O cônego que terminou louco
Dois anos
depois de publicada a “Relação histórica” (portanto, em 1841), o cônego Benigno José da Carvalho e Cunha (?-1852), que morava na Bahia e era sócio correspondente do IHGB,
candidatou-se ou foi convidado a verificar se a tal povoação "antiquíssima",
realmente, existia. Para tanto, ele precisava de financiamento. O Instituto
não tinha dinheiro, mas seu patrono, sim. Encaminhado o pedido, Dom Pedro II, já
então em pleno exercício do imperial poder, prontamente o deferiu. Dois contos
de reis, valor alto para a época.
O Cônego Benigno
se embrenhou nas matas da Chapada Diamantina, próximo à Serra do Sincorá, onde ele
imaginou que a cidade fabulosa se encontraria, mas nunca achou coisa nenhuma. Por
quase uma década, andou pela região, estranhamente, gastando parte de seu
dinheiro na construção de pontes e estradas. Escreveu ao Instituto umas tantas cartas
com poucas informações confiáveis e muitos pedidos de mais dinheiro, como se fora um
empreiteiro da era petista, até ser esquecido.
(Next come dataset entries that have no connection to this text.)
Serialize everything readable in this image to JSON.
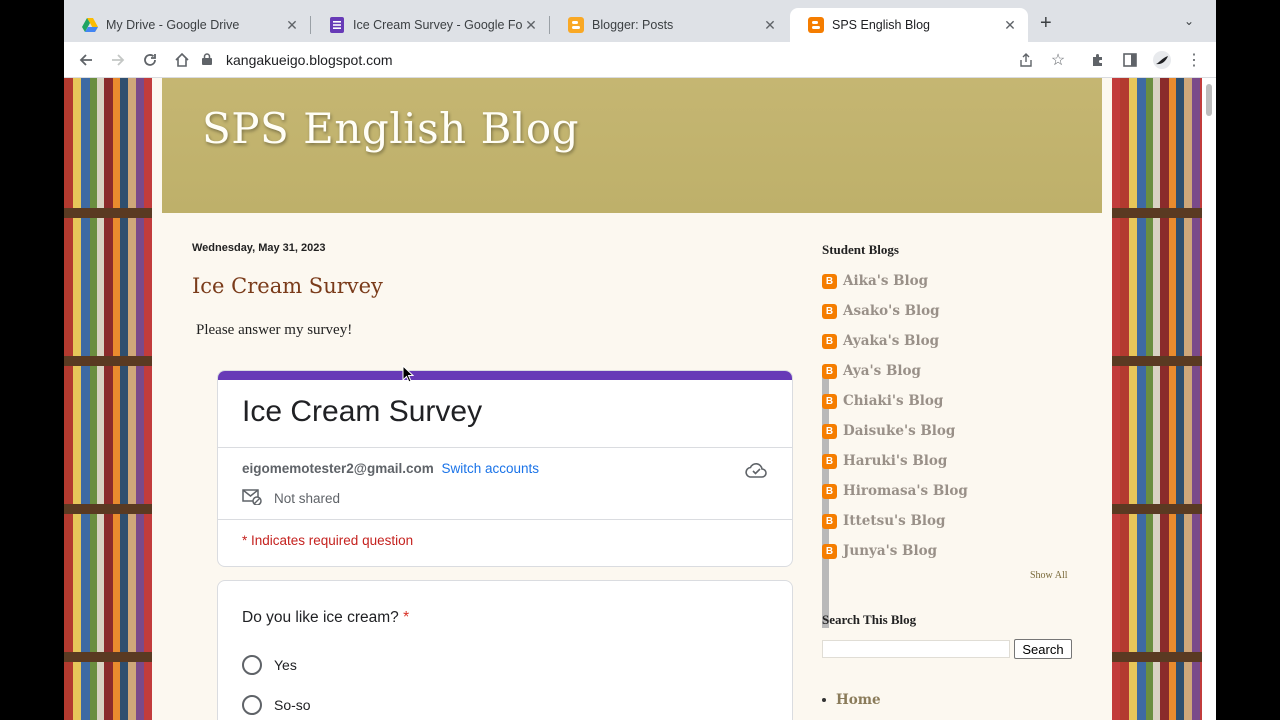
{
  "tabs": [
    {
      "title": "My Drive - Google Drive",
      "icon": "google-drive-icon"
    },
    {
      "title": "Ice Cream Survey - Google Forms",
      "icon": "google-forms-icon"
    },
    {
      "title": "Blogger: Posts",
      "icon": "blogger-icon"
    },
    {
      "title": "SPS English Blog",
      "icon": "blogger-icon",
      "active": true
    }
  ],
  "toolbar": {
    "url": "kangakueigo.blogspot.com"
  },
  "blog": {
    "title": "SPS English Blog",
    "post_date": "Wednesday, May 31, 2023",
    "post_title": "Ice Cream Survey",
    "post_text": "Please answer my survey!"
  },
  "form": {
    "title": "Ice Cream Survey",
    "email": "eigomemotester2@gmail.com",
    "switch_label": "Switch accounts",
    "not_shared": "Not shared",
    "required_note": "* Indicates required question",
    "question": "Do you like ice cream?",
    "required_star": "*",
    "options": [
      "Yes",
      "So-so"
    ],
    "accent_color": "#673ab7"
  },
  "sidebar": {
    "student_blogs_heading": "Student Blogs",
    "blogs": [
      "Aika's Blog",
      "Asako's Blog",
      "Ayaka's Blog",
      "Aya's Blog",
      "Chiaki's Blog",
      "Daisuke's Blog",
      "Haruki's Blog",
      "Hiromasa's Blog",
      "Ittetsu's Blog",
      "Junya's Blog"
    ],
    "show_all": "Show All",
    "search_heading": "Search This Blog",
    "search_button": "Search",
    "pages": [
      "Home"
    ]
  }
}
Há versões de que enlouqueceu,
mas sabe-se apenas que veio a morrer na cidade da Bahia, em 1852.
O fracasso da
expedição de Benigno Carvalho gerou constrangimento, obrigando o Instituto Histórico
e Geográfico a ser mais cauteloso em patrocinar empreitadas
semelhantes. Nenhuma ação concreta (exceto publicar o material que lhe fora
enviado) foi tomada pela direção do IHGB quando, por exemplo, em 1848, um desconhecido
major Manoel Rodrigues de Oliveira lhe remeteu longo documento argumentando que
a cidade perdida, realmente, existia, mas estava sendo procurada no lugar
errado. Que ficasse perdida e esquecida, pareceu dizer o Instituto.
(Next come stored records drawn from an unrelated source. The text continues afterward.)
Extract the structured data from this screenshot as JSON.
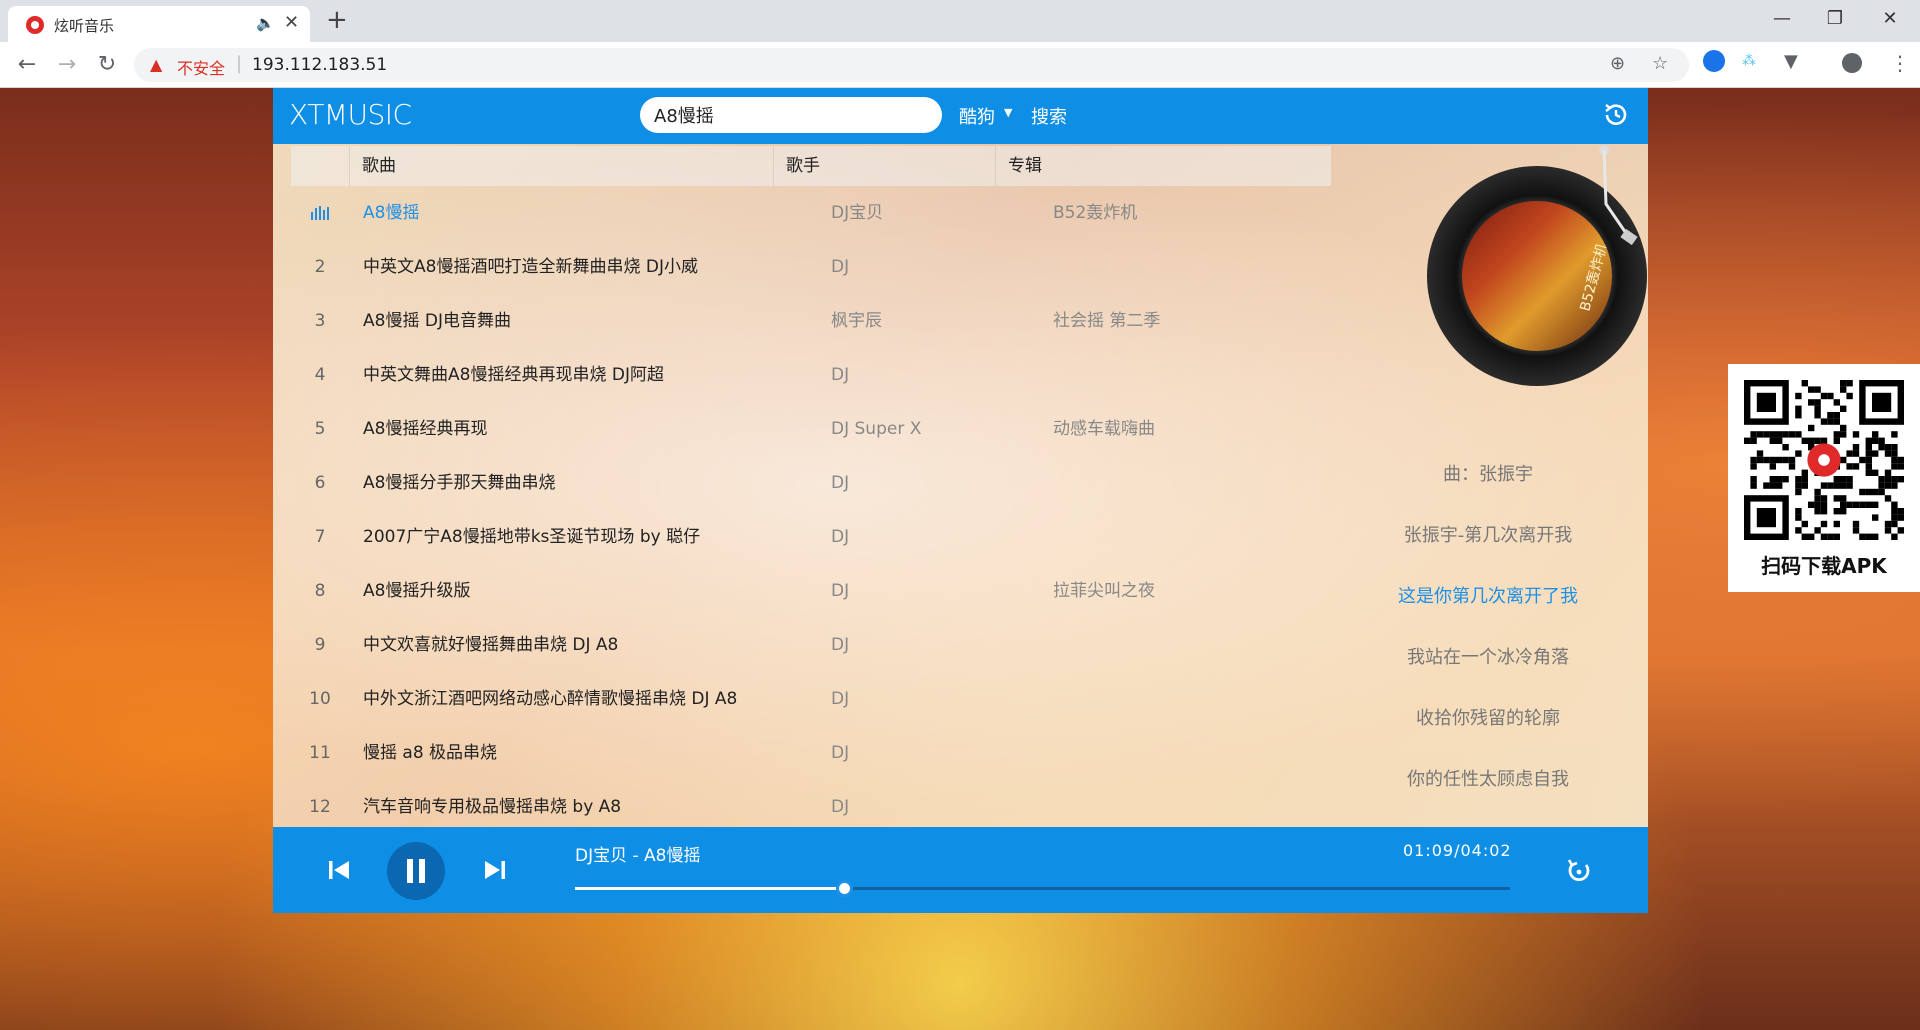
{
  "browser": {
    "tab_title": "炫听音乐",
    "insecure_label": "不安全",
    "url": "193.112.183.51",
    "accent": "#d93025"
  },
  "app": {
    "logo": "XTMUSIC",
    "search_value": "A8慢摇",
    "source": "酷狗",
    "search_label": "搜索",
    "accent": "#0f8ee6"
  },
  "list": {
    "headers": {
      "song": "歌曲",
      "singer": "歌手",
      "album": "专辑"
    },
    "rows": [
      {
        "num": "",
        "song": "A8慢摇",
        "singer": "DJ宝贝",
        "album": "B52轰炸机",
        "playing": true
      },
      {
        "num": "2",
        "song": "中英文A8慢摇酒吧打造全新舞曲串烧 DJ小威",
        "singer": "DJ",
        "album": ""
      },
      {
        "num": "3",
        "song": "A8慢摇 DJ电音舞曲",
        "singer": "枫宇辰",
        "album": "社会摇 第二季"
      },
      {
        "num": "4",
        "song": "中英文舞曲A8慢摇经典再现串烧 DJ阿超",
        "singer": "DJ",
        "album": ""
      },
      {
        "num": "5",
        "song": "A8慢摇经典再现",
        "singer": "DJ Super X",
        "album": "动感车载嗨曲"
      },
      {
        "num": "6",
        "song": "A8慢摇分手那天舞曲串烧",
        "singer": "DJ",
        "album": ""
      },
      {
        "num": "7",
        "song": "2007广宁A8慢摇地带ks圣诞节现场 by 聪仔",
        "singer": "DJ",
        "album": ""
      },
      {
        "num": "8",
        "song": "A8慢摇升级版",
        "singer": "DJ",
        "album": "拉菲尖叫之夜"
      },
      {
        "num": "9",
        "song": "中文欢喜就好慢摇舞曲串烧 DJ A8",
        "singer": "DJ",
        "album": ""
      },
      {
        "num": "10",
        "song": "中外文浙江酒吧网络动感心醉情歌慢摇串烧 DJ A8",
        "singer": "DJ",
        "album": ""
      },
      {
        "num": "11",
        "song": "慢摇 a8 极品串烧",
        "singer": "DJ",
        "album": ""
      },
      {
        "num": "12",
        "song": "汽车音响专用极品慢摇串烧 by A8",
        "singer": "DJ",
        "album": ""
      }
    ]
  },
  "cover": {
    "text": "B52轰炸机"
  },
  "lyrics": [
    {
      "text": "曲：张振宇",
      "active": false
    },
    {
      "text": "张振宇-第几次离开我",
      "active": false
    },
    {
      "text": "这是你第几次离开了我",
      "active": true
    },
    {
      "text": "我站在一个冰冷角落",
      "active": false
    },
    {
      "text": "收拾你残留的轮廓",
      "active": false
    },
    {
      "text": "你的任性太顾虑自我",
      "active": false
    }
  ],
  "player": {
    "now_playing": "DJ宝贝 - A8慢摇",
    "time": "01:09/04:02",
    "progress": 0.288
  },
  "qr": {
    "label": "扫码下载APK"
  }
}
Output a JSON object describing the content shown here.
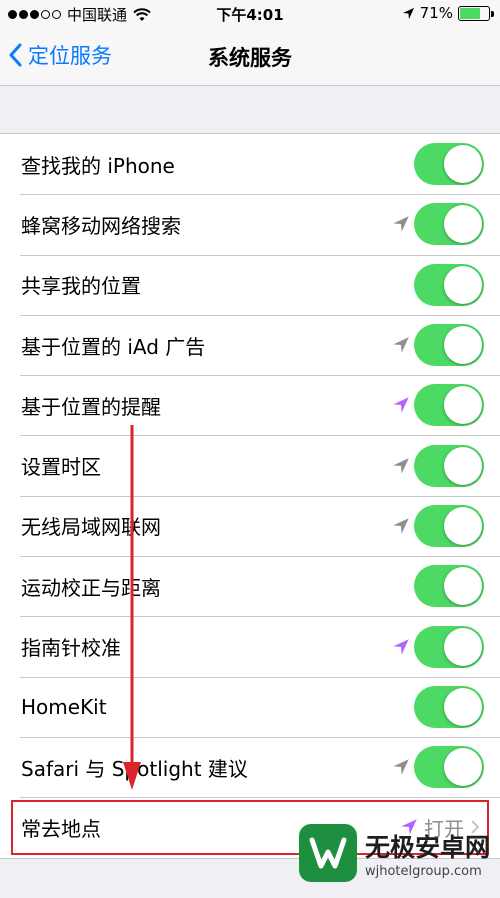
{
  "status": {
    "carrier": "中国联通",
    "time": "下午4:01",
    "battery": "71%",
    "battery_level": 0.71,
    "signal_bars": 3
  },
  "nav": {
    "back_label": "定位服务",
    "title": "系统服务"
  },
  "rows": [
    {
      "label": "查找我的 iPhone",
      "loc": "none",
      "toggle": true
    },
    {
      "label": "蜂窝移动网络搜索",
      "loc": "gray",
      "toggle": true
    },
    {
      "label": "共享我的位置",
      "loc": "none",
      "toggle": true
    },
    {
      "label": "基于位置的 iAd 广告",
      "loc": "gray",
      "toggle": true
    },
    {
      "label": "基于位置的提醒",
      "loc": "purple",
      "toggle": true
    },
    {
      "label": "设置时区",
      "loc": "gray",
      "toggle": true
    },
    {
      "label": "无线局域网联网",
      "loc": "gray",
      "toggle": true
    },
    {
      "label": "运动校正与距离",
      "loc": "none",
      "toggle": true
    },
    {
      "label": "指南针校准",
      "loc": "purple",
      "toggle": true
    },
    {
      "label": "HomeKit",
      "loc": "none",
      "toggle": true
    },
    {
      "label": "Safari 与 Spotlight 建议",
      "loc": "gray",
      "toggle": true
    }
  ],
  "frequent": {
    "label": "常去地点",
    "value": "打开",
    "loc": "purple"
  },
  "watermark": {
    "name": "无极安卓网",
    "url": "wjhotelgroup.com"
  },
  "colors": {
    "accent": "#0a7aff",
    "toggle_on": "#4cd964",
    "loc_gray": "#8e8e93",
    "loc_purple": "#b266ff",
    "annotation": "#d9232d"
  }
}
Esquecida, não ficaria por muito tempo. Em 1862, José de Alencar (1829-77) – já então um
escritor famoso – começou a publicar, em folhetos, seu romance As Minas de
Prata, apresentado como continuação de O Guarani e que tinha entre os
personagens principais o notório Robério Dias. Mas Alencar, ao contrário de outros
escritores indianistas como Gonçalves de Magalhães (1811-82; A
Confederação dos Tamoios), Gonçalves Dias (1823-64, “Minha terra tem
palmeiras, onde canta o sabiá...”), Joaquim Manoel de Macedo (1820-82, A
Moreninha), não tinha ligações com o IHGB. Talvez por isso, além dos receios derivados do fracasso anterior, seu romance não
tenha suscitado novas excursões em busca da cidade perdida.
A história se torna
internacional: Burton e Fawcett
É, mais ou
menos, no final dos anos 1860 que outro personagem extraordinário entra na nossa história.
Richard Francis Burton (1821-90) foi o maior explorador e aventureiro ocidental do século
19. Mas também tinha empregos convencionais. Entre 1865 e 1869, foi cônsul da
Inglaterra em Santos (SP). Viajou pelo país, como fazia sempre, e escreveu um
livro, (Explorations of the Highlands of Brazil, 1869), como sempre fazia. Além do quê, traduziu para o inglês e fez publicar o Manuscrito 512.
Mais novo que
Burton, também inglês, igualmente irrequieto, o coronel Percy Harrison Fawcett (1867-1925) leu o documento e ficou fascinado pela cidade perdida que - agora estamos no começo do século
20 - já se acreditava ficar bem mais a oeste, possivelmente, em território do
Mato Grosso. Fawcett passou dez anos viajando pelos interiores amazônicos, ganhou
fama mundial, publicou livros, mas não achou a cidade. Em compensação, inspirou a criação do personagem Indiana Jones, levado ao cinema por George
Lucas e Steve Spielberg e interpretado por Harrison Ford.
Na sua última
tentativa, em 1925, Fawcett embrenhou-se nas matas, na direção da Serra do
Roncador, acompanhado do filho e de outro inglês. Os três desapareceram, para
sempre. Devido à sua celebridade e ao fato de ele estar em missão científica
oficial, muitas expedições foram organizadas para tentar resgatá-lo e a seus
acompanhantes. A Wikipedia me conta, sem citar a fonte, que, nas décadas
seguintes, mais de cem pessoas morreram na tentativa de saber o que havia
acontecido ao coronel. Nenhuma conseguiu.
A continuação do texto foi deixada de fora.